Eschach

Bauausschuss Füssen stimmt zu: Domizil in Traumlage kann entstehen

Bürgermeisterwahl Füssen: Rathaus der Stadt

Der Bauausschuss hat sich mit einem Grundstück in Eschach beschäftigt.

Bild: Benedikt Siegert (Symbolfoto)

Der Bauausschuss hat sich mit einem Grundstück in Eschach beschäftigt.

Bild: Benedikt Siegert (Symbolfoto)

Der Bauausschuss befürwortet die Satzung. Die Vorgänger-Version war rechtswidrig. Warum es dennoch zwei Kritiker gibt.
16.11.2021 | Stand: 15:45 Uhr

Unter Dach und Fach ist nun die Einbeziehungssatzung Eschach-Südost, die den Weg frei macht für ein Domizil in Traumlage: Mit großer Mehrheit beschloss der Füssener Bauausschuss die Satzung – dagegen stimmten Dr. Christoph Böhm (CSU) und Magnus Peresson (UBL), die von Anfang an das Verfahren kritisch begleitet hatten.
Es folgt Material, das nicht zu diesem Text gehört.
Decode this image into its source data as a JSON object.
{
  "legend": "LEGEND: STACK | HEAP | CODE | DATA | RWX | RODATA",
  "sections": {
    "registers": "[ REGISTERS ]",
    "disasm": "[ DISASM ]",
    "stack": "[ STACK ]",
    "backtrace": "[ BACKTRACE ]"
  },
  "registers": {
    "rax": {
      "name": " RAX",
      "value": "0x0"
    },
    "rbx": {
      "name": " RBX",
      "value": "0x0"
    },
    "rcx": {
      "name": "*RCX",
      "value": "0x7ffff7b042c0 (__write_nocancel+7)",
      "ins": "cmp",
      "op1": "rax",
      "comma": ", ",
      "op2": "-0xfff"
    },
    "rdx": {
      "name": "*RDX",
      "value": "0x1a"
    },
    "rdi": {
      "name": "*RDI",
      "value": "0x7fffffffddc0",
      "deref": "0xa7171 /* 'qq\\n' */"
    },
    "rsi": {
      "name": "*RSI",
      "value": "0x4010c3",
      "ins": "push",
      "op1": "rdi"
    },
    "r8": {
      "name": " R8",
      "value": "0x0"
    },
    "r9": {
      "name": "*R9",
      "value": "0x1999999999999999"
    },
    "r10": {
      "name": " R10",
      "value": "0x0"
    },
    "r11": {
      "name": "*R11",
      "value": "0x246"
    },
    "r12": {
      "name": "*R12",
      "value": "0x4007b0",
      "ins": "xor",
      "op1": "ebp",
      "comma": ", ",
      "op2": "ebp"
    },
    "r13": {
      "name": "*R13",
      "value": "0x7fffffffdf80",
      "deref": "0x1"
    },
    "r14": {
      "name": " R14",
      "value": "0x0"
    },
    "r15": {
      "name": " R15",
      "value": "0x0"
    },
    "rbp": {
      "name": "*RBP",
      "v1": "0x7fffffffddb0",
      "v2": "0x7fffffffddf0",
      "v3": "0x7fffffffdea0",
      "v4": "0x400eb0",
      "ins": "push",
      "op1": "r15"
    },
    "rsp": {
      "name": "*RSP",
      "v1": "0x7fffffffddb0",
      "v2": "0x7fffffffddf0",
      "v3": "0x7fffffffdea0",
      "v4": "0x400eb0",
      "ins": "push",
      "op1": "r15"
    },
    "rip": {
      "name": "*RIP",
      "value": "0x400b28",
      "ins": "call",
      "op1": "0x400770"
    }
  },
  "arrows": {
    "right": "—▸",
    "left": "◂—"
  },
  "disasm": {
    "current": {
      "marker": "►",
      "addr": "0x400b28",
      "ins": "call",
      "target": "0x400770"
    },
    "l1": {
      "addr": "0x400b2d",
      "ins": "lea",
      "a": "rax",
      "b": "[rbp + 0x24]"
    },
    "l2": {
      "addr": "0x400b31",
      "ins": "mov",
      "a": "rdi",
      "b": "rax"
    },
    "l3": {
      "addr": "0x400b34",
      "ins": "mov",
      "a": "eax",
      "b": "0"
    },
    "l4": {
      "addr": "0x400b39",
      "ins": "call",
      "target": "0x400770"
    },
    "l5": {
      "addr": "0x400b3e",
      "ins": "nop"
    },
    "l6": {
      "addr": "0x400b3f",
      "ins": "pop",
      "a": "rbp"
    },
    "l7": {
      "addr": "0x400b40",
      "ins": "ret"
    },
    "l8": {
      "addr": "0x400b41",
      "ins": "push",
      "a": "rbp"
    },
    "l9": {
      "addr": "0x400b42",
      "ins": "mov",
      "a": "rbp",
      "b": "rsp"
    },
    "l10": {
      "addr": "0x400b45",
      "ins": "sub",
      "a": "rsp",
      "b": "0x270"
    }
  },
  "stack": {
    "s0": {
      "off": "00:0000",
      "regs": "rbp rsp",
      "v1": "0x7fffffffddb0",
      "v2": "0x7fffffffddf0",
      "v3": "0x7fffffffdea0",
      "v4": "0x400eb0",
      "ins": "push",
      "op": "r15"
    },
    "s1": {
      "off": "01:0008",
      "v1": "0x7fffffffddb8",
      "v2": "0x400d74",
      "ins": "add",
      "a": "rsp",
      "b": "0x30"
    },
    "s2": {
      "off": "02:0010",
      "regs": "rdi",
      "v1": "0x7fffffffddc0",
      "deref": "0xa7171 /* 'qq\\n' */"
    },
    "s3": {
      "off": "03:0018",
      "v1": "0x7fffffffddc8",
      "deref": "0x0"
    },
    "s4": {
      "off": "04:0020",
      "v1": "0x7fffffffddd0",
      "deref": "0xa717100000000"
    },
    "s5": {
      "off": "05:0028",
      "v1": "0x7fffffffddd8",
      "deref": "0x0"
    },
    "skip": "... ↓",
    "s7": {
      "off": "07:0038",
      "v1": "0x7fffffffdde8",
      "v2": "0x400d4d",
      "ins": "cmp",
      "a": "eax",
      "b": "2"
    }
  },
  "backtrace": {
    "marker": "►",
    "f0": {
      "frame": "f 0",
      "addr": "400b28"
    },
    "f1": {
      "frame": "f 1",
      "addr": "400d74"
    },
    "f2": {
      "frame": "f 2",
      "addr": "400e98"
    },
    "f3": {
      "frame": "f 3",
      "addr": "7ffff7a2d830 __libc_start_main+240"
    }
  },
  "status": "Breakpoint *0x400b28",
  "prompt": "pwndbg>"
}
Grundstück in Eschach: Behörden haben erhebliche Bedenken

Wie mehrfach berichtet, haben sich die Kommunalpolitiker seit längerem mit diesem Bauwunsch beschäftigt. Auf einem Grundstück in Eschach, das bislang für landwirtschaftliche Stadel genutzt wurde, soll ein Wohnhaus entstehen. Während die Füssener Stadträte das Vorhaben stets mit großer Mehrheit befürworteten, brachten Behörden erheblichen Bedenken vor.

Gegen die erste Satzung hatten die Untere Naturschutzbehörde, das Landesamt für Denkmalpflege und die Baubehörde des Landkreises ihr Veto eingelegt. Diese Satzung, die das Landratsamt als „rechtswidrig“ eingestuft hatte, musste deshalb aufgehoben und eine neue Planung auf den Weg gebracht werden. Darin wurde das Baufenster nach Norden geschoben, damit der Neubau vom denkmalgeschützten Teil eines benachbarten Bauernhofes abrückt.

Eine jetzt als Terrasse ausgewiesene Fläche könnt bebaut werden

Das ist in der neuen Satzung verankert, die nach erneuter Auslegung nun abschließend behandelt wurde. Mit Blick auf den Denkmalschutz wiederholte Böhm eine bereits früher vorgebrachte Befürchtung: Eine jetzt als Terrasse ausgewiesene Fläche im Baufenster könnte über kurz oder lang bebaut werden, zum Beispiel mit einem Wintergarten. Das aber würde dann die Sichtbeziehung zum denkmalgeschützten Haus unterbrechen. Es sei explizit eine Terrassenfläche ausgewiesen, „die keinen erdgeschossigen Anbau“ zulasse, sagte der Planer vom Büro Abtplan. Schnell abgehandelt waren auch die Anregungen der Behörden zur Planung, von Bürgern hatte es keine Einwände gegeben. Am Ende beschloss der Bauausschuss die Satzung bei zwei Gegenstimmen.